SOX: integrity of financial reporting

The Sarbanes-Oxley Act (SOX) is a US federal law enacted in 2002 in response to major accounting scandals.

It requires public companies to establish, document, and test internal control over financial reporting (ICFR), with executives personally certifying the accuracy of financial statements. SOX Section 404 — the requirement to assess and report on ICFR — is where most GRC effort concentrates, because it demands an auditable trail of controls and testing. SOX programs are typically built on the COSO internal control framework.

How PCI DSS and SOX fit a GRC program

Both regimes exercise the compliance and audit disciplines of GRC intensively. PCI DSS demands continuous control monitoring and security testing; SOX demands documented, tested internal controls and a clear evidence trail.

Because both rely on the same underlying controls an organization already maintains, they are prime candidates for control cross-mapping — supported by the platforms in our compliance management software and audit management software directories.
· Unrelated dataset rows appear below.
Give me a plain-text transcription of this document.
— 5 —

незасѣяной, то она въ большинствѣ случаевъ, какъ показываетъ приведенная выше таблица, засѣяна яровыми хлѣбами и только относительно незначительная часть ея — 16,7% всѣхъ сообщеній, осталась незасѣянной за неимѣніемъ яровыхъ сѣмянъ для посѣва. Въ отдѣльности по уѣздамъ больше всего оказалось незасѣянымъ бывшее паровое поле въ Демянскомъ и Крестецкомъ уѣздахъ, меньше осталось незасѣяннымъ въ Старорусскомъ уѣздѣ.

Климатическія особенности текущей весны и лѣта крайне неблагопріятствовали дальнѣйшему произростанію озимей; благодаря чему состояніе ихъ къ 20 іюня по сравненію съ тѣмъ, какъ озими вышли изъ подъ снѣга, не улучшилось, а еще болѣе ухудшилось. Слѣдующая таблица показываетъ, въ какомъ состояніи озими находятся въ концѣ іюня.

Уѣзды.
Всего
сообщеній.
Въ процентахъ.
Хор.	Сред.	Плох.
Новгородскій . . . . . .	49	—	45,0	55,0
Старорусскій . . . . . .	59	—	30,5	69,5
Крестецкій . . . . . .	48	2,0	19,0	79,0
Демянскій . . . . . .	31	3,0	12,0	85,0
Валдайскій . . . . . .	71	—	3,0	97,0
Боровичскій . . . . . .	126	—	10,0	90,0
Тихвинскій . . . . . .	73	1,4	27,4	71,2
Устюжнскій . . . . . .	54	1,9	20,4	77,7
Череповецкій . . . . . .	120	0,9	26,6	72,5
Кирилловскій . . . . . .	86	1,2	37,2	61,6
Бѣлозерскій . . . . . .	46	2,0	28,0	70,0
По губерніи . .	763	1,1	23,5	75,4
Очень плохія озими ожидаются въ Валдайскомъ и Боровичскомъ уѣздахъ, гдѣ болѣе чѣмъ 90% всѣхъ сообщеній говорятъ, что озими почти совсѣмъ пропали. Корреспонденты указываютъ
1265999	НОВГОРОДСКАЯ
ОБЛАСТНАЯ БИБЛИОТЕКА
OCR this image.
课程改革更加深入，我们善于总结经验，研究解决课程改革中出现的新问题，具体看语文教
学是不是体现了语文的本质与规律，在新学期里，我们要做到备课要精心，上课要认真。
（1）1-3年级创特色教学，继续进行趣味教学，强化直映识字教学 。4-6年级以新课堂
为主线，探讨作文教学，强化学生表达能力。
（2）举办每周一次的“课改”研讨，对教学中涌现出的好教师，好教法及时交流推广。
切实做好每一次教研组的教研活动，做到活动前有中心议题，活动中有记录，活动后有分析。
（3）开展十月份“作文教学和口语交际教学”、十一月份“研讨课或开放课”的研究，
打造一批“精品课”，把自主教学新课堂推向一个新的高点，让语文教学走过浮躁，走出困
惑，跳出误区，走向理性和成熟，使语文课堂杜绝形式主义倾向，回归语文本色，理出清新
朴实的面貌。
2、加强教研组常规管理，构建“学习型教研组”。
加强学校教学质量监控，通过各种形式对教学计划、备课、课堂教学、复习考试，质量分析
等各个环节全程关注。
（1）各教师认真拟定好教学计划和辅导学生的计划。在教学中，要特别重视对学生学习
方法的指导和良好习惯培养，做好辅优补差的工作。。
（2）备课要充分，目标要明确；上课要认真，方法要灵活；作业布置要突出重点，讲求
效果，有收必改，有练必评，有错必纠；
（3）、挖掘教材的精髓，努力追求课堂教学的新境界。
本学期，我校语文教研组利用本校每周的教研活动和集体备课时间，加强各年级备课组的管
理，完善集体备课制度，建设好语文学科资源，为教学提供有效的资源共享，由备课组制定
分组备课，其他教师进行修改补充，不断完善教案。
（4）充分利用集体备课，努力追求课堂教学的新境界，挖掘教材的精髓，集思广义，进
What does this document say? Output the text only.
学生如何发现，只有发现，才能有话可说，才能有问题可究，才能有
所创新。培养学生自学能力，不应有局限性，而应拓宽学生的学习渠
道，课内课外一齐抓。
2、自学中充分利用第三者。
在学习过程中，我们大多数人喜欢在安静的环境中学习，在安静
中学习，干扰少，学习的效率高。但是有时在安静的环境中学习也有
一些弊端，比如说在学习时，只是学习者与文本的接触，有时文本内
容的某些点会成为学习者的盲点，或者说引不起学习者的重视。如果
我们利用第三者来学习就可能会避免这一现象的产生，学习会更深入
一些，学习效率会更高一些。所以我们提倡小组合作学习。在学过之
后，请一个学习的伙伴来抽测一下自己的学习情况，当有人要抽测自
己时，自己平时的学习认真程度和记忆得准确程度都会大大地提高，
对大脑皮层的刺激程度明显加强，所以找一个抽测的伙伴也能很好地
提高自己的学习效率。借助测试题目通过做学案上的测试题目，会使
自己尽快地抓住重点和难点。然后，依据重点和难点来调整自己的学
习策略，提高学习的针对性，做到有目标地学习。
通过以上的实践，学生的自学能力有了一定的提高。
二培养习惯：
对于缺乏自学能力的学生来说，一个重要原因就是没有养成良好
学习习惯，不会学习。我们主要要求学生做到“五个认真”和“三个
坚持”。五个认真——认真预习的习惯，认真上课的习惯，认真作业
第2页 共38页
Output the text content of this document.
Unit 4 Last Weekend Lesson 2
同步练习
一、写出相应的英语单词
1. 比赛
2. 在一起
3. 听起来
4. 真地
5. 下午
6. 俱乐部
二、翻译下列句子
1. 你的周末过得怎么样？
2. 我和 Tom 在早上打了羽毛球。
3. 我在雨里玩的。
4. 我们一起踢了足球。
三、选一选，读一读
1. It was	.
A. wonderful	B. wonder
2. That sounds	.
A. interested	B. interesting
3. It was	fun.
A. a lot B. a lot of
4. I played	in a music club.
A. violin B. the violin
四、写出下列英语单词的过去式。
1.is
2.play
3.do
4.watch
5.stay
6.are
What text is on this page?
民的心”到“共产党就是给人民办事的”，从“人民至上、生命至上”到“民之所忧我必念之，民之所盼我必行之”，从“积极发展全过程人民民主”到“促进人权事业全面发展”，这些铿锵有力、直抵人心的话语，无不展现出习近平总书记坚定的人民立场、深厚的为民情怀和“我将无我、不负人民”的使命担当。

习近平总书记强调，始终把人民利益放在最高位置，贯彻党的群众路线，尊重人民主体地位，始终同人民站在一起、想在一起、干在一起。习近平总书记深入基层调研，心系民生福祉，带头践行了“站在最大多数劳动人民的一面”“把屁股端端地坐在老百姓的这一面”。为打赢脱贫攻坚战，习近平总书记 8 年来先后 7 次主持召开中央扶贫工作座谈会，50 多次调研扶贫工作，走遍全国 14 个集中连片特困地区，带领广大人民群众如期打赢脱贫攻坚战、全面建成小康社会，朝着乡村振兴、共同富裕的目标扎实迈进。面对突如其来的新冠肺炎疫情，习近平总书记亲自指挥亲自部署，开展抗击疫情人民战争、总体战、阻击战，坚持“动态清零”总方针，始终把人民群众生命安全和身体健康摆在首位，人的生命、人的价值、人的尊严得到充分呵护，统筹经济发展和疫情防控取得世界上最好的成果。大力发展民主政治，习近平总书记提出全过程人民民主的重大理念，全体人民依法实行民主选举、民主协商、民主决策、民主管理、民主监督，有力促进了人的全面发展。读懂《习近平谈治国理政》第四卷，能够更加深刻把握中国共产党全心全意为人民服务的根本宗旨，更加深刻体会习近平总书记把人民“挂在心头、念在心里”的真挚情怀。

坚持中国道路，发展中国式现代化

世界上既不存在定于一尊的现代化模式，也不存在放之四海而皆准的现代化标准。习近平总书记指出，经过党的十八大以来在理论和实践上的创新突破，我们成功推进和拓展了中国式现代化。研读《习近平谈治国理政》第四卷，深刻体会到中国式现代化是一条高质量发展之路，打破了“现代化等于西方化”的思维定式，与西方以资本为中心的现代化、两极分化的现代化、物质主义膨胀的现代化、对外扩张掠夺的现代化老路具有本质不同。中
Frequently asked questions

What is PCI DSS?

PCI DSS is the Payment Card Industry Data Security Standard — a mandatory set of security requirements for any organization that stores, processes, or transmits payment card data, enforced by the card brands and acquiring banks rather than by government.

What is SOX compliance?

SOX compliance means meeting the requirements of the US Sarbanes-Oxley Act, particularly establishing, documenting, and testing internal control over financial reporting, with executive certification of financial statements. It applies to US public companies.

Who needs to comply with PCI DSS?

Any organization that handles payment card data — merchants, processors, and service providers — must comply, with validation requirements scaling by transaction volume.

Is SOX a framework?

SOX is a law, not a framework, but compliance is typically implemented using a control framework such as COSO for internal control over financial reporting.